A shift in independents from Romney to Obama appears to be a contributing factor in Obama’s improved numbers. In last month’s poll, Romney was favored by a 44 to 36 percent margin among independent voters. Today’s survey has Obama favored 46 to 37 percent among the crucial independent voting bloc.
The overall picture in Florida is positive for Obama, especially compared to the May Q-poll. Though the two candidates run neck-and-neck among men, Obama leads among female voters by 10 points, 49 percent to 39 percent. Last month’s poll had the two candidates virtually tied among female voters.
Obama posts a 10-point lead among Hispanics, up from than last month when Obama and Romney were virtually tied among the group.
Obama’s approval ratings have improved to 47 percent, up from 44 percent. Voters are now split evenly on whether Obama deserves to be re-elected, up from 52 percent who said last month that he did not deserve re-election.
Meanwhile, Romney’s ratings slipped significantly. Just 39 percent of voters have a favorable opinion him, compared to 44 percent in May.
While voters give Romney a 4-point lead on the question of who would do a better job on the economy, they split evenly when asked who would create more jobs.
“At this point, Romney is not well-defined in the minds of many voters, especially those in the middle. This movement reflects that uncertainty among voters who are up for grabs,” said Peter A. Brown, assistant director of the Quinnipiac University Polling Institute,
There are still reasons for Obama to be wary: Obama’s share of the vote is below the 50 percent threshold. Romney has an advantage among older voters, leading in Florida’s crucial 55-plus demographic, 48 to 43 percent.
Brown Continues To Say Gay Marriage Mattered In May
Quinnipiac’s Peter Brown said a possible reason for Obama’s improved numbers could be due to the fact that the May poll was taken in the aftermath of the president’s gay marriage announcement. However, if last month’s poll– the one taken after Obama’s announcement– indicated anything it was that the issue had very little impact either way in determining how Floridians will vote in November.
According to the May Q-poll, by a 50 to 40 percent margin, Florida voters oppose same-sex marriage, but 63 percent of those polled said Obama’s support of gay marriage would not affect their vote. Nearly half of Florida voters polled said gay marriage is not important at all. Asked how important the issue of same-sex marriage would be in November, 54 percent of independent answered “not important.”

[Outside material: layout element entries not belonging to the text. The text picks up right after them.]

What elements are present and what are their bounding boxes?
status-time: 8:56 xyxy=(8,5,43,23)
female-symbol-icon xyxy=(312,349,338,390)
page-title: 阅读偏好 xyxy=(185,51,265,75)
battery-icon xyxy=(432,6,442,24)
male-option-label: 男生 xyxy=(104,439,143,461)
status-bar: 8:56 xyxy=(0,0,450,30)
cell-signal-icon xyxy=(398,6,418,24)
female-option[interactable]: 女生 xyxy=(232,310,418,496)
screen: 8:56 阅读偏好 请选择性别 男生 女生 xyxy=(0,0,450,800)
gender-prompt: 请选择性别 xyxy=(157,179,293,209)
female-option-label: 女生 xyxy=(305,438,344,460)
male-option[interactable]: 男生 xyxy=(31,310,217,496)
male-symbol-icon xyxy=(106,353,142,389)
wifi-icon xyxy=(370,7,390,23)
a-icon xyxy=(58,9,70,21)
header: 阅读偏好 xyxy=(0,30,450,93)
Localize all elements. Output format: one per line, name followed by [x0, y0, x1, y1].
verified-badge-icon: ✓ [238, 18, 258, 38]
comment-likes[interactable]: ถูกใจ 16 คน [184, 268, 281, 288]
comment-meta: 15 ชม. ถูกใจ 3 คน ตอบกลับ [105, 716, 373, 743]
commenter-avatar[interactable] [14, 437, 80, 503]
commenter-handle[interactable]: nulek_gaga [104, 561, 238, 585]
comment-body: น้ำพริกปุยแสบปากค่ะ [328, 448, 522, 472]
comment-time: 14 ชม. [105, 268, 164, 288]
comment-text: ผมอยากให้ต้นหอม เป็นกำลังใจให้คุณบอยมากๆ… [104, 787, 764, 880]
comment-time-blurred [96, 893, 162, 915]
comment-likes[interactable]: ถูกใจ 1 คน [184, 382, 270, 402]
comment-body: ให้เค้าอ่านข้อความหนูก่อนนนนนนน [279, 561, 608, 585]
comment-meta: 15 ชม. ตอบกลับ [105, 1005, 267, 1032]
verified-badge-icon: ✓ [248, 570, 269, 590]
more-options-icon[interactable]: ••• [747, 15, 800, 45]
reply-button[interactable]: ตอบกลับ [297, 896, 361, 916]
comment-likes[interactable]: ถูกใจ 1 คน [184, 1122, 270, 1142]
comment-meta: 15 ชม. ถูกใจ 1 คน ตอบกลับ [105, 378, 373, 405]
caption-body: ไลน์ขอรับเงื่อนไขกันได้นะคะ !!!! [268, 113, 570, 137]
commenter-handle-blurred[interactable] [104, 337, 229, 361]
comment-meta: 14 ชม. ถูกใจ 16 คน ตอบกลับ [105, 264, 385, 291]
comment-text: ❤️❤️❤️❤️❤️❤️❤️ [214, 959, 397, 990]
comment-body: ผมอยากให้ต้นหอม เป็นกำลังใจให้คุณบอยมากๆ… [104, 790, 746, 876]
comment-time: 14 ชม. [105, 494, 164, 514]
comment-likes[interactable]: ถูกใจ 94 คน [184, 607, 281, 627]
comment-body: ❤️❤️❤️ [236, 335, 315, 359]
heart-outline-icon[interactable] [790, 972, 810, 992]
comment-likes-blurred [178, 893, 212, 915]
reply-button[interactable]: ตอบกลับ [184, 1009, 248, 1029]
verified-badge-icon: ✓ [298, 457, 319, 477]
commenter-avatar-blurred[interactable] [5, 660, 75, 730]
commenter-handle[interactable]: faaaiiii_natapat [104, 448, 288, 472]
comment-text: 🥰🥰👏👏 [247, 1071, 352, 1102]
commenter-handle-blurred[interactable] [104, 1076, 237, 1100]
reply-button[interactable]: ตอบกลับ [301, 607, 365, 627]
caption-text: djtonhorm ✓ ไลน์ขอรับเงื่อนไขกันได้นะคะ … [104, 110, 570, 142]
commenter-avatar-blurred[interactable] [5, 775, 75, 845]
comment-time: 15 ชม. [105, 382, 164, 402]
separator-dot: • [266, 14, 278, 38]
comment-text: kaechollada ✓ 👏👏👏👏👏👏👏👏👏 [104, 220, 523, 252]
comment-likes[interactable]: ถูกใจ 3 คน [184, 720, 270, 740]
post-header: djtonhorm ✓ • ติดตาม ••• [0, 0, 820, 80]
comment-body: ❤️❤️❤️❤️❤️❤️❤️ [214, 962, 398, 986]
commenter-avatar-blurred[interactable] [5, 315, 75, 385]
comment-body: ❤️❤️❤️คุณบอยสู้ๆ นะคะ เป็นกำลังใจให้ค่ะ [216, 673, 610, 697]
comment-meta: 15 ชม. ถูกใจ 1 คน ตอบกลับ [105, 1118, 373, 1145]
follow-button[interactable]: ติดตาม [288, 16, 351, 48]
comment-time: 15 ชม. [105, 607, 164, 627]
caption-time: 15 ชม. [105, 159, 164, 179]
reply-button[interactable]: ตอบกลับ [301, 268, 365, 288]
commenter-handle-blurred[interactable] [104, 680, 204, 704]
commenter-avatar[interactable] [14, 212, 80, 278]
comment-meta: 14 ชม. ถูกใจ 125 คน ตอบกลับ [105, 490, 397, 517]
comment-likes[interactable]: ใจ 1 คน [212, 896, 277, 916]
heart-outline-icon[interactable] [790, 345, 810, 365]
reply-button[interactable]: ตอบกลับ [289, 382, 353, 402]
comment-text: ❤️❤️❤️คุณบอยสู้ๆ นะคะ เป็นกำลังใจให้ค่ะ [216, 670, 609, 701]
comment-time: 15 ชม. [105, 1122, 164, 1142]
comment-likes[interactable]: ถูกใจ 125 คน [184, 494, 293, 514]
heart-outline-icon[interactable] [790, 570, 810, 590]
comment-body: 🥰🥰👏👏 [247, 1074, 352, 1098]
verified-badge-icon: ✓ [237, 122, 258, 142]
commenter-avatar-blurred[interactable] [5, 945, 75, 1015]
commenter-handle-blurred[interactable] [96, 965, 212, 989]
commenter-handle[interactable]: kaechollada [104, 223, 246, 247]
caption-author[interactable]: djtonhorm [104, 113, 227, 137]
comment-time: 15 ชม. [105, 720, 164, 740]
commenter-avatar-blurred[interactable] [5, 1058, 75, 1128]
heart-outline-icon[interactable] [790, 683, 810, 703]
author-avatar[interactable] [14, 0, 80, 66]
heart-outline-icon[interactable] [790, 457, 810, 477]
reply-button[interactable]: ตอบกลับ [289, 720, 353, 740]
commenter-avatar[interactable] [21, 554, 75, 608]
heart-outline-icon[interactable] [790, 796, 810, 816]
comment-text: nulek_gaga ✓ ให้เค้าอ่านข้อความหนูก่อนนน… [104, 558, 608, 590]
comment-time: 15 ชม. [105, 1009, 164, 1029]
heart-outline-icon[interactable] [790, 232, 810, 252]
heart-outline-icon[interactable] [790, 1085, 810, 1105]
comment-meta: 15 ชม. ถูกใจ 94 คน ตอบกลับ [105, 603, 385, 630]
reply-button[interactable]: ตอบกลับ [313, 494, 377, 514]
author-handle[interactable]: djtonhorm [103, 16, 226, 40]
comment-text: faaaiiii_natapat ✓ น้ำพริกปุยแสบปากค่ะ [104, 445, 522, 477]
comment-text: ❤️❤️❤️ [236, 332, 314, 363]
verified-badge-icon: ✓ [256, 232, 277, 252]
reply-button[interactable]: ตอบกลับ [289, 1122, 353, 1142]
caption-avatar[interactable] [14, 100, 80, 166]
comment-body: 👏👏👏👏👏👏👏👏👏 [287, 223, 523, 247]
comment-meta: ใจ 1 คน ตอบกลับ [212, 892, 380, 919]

More than the marriage issue, Obama’s spike could be due to the May poll’s sample, which came under fire from Democrats who said the survey’s demographic breakdown did not mirror registration numbers. Democrats hold roughly a 40-36 percent registration edge over Republicans in Florida; but Quinnipiac’s weighted sample was 34 percent Republican and 31 percent Democrat.
The Quinnipiac University poll was conducted between June 12 and June 18, with 1,697 registered voters in Florida questioned by telephone. The survey’s sampling error is plus or minus 2.4 percentage points.